Как рада была тетушка Александра Алексеевна своему любимому племяннику Викеше, да еще с его милой женой, да еще и с мальчуганами! Обнимая всех по очереди, она особенно долго прижимала к себе Митю, так, что мальчик стал даже вырываться. Слезы радости и слезы печали смешались — она вспомнила мученицу Катюшу. Шум, охи, веселая суета!..
— Как вы добрались? Хорошо ли? Приятна ли была дорога?
Люся в восторге всплеснула руками:
— Как мне нравится у вас! Какая прекрасная природа! А воздух — не могу надышаться!
Эту фразу: «Не могу надышаться!» — она в упоении повторяла весь путь от Вологды до Кириллова, и постоянно теребила мальчиков: «Смотрите — какая красота! Дышите — какой аромат!» Но те были еще слишком малы, ничего не понимали и все больше лезли к кучеру. А коляска катила по хорошо утрамбованной земляной дороге, окутанная розовато-фиолетовым сиянием. Цвет ван-чая… Густые заросли этого высокого и разлапистого цветка тянулись вдоль всей дороги. А по бокам, отступив на два-три шага, густела мохнатыми соснами и елями тайга. Но вот незаметно ушел к горизонту лес, и за лиловой дымкой ван-чая открылись другие картины: перелески, хуторки в один-три дома, луг. И вдруг — озеро, огромная синяя чаша. Коляска стала, и все по лугу, по высокой траве, желтым и голубым цветам побежали к обрыву, замерли… По озеру тихо плыла лодка. Слажено и спокойно поднимали и опускали весла две старухи. Они негромко переговаривались, но безветренный покой ясно доносил их окающие голоса. На противоположном берегу ютилась маленькая деревушка с аккуратной деревянной часовней. А впереди, по дороге, уже поднимались стены монастыря: виднелся Кириллов.
В первый же день, улучив момент, когда тетушка, встретив, определив и накормив гостей, пошла к себе отдохнуть, Викентий заглянул к ней. Он знал: отдыхая, тетя была не прочь посудачить. Она посадила его рядом с собой на мягкую кушетку, обняла, как маленького, сказала:
— Вот судьба как повторяется! Вы с Катюшей рано без родителей остались, и ее сынок вот тоже…

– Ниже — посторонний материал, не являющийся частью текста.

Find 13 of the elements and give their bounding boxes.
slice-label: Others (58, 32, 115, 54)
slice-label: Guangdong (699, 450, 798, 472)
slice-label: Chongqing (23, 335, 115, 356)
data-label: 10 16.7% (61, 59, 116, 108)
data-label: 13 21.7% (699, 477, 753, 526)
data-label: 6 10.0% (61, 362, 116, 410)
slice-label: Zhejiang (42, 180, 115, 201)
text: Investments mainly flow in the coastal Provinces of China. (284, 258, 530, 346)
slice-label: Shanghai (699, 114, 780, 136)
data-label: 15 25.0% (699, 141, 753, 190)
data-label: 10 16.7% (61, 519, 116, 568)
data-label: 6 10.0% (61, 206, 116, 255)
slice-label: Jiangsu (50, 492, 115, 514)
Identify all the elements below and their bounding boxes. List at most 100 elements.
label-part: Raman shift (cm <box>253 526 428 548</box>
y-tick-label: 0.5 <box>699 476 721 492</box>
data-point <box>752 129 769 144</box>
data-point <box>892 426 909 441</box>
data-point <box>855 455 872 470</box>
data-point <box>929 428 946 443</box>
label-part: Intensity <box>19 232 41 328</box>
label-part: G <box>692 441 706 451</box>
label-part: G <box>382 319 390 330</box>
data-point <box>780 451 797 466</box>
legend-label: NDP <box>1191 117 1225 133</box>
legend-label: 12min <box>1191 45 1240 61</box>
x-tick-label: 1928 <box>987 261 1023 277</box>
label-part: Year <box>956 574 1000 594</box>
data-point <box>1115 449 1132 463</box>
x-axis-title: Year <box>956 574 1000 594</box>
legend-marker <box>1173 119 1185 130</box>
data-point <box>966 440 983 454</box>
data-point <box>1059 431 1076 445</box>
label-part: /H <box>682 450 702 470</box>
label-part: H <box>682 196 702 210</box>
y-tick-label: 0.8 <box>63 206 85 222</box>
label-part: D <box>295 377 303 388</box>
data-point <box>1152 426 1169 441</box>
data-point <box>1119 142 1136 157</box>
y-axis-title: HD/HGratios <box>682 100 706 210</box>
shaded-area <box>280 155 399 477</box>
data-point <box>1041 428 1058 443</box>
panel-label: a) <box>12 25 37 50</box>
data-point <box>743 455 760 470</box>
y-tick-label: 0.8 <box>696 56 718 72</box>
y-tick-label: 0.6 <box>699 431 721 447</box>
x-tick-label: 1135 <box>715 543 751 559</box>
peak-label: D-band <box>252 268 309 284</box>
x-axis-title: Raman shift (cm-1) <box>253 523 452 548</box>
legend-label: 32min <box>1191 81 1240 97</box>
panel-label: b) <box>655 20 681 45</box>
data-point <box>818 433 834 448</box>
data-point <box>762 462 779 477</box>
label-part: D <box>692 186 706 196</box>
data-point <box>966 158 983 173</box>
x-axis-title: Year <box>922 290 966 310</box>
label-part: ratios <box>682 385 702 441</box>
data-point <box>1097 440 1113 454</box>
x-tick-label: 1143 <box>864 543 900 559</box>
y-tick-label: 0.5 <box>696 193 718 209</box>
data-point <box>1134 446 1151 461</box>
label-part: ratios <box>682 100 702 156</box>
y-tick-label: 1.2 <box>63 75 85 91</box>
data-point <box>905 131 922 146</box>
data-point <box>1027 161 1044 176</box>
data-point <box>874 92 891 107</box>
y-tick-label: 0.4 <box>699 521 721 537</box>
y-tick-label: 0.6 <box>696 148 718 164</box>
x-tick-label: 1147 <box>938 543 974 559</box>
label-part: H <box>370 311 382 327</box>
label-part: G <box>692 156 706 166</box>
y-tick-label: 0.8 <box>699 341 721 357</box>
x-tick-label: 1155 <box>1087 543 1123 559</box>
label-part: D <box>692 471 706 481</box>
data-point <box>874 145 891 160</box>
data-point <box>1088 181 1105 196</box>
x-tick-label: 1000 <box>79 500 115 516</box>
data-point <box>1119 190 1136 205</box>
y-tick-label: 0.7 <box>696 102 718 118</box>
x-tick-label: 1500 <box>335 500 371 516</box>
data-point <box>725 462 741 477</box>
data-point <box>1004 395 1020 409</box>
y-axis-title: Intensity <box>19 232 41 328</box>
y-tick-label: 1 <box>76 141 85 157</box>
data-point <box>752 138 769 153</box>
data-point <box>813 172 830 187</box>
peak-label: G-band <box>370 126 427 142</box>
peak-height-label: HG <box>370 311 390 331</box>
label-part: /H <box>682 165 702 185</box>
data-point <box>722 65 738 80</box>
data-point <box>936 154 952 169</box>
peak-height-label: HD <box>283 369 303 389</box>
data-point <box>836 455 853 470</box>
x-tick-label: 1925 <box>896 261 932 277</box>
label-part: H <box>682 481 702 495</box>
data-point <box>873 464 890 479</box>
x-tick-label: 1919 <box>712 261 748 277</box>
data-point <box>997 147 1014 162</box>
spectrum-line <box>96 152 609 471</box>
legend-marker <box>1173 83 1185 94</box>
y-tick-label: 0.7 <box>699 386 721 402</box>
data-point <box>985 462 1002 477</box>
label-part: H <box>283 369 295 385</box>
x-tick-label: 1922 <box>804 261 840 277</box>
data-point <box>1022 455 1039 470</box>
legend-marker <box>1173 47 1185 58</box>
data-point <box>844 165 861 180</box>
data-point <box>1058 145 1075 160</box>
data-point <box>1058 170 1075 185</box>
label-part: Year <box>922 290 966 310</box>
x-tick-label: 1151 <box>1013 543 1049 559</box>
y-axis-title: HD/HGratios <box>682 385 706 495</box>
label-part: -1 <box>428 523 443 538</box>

Но почти сразу Викентий свернул разговор в другую сторону, на местные темы, и нашел возможность спросить: — Где-то в этих краях обитала помещица Шабалина… Фамилия княжеская, богатая. Слыхали, наверное, тетушка?
— Уж не Евпраксия ли Евграфовна? Она? Так что ж не слыхать! И знавала. Она, почитай, в Кириллове всю жизнь и прожила.
— Здесь? Но имение их родовое дальше, на том берегу озера.
— А что имение? Да и не так велик наш Сиверко, чтоб не объехать за день. А Евпраксия Евграфовна деревню не любила. Говаривала: «Деревня только для малых ребятишек да древних старух хороша. Что мне там делать?»
— А не боялась, что без господского глаза там разлад пойдет? Хозяйство ведь, как я знаю, большое у Шабалиных.
Тетушка рассмеялась.
— Да, дружочек, видно, что ты помещицу-то нашу не знал. Грозна была! Ее на унцию, на грошик обмануть боялись. По струночке все управляющие и старосты ходили. А сама она лишь по осени на недельку-две туда выезжала.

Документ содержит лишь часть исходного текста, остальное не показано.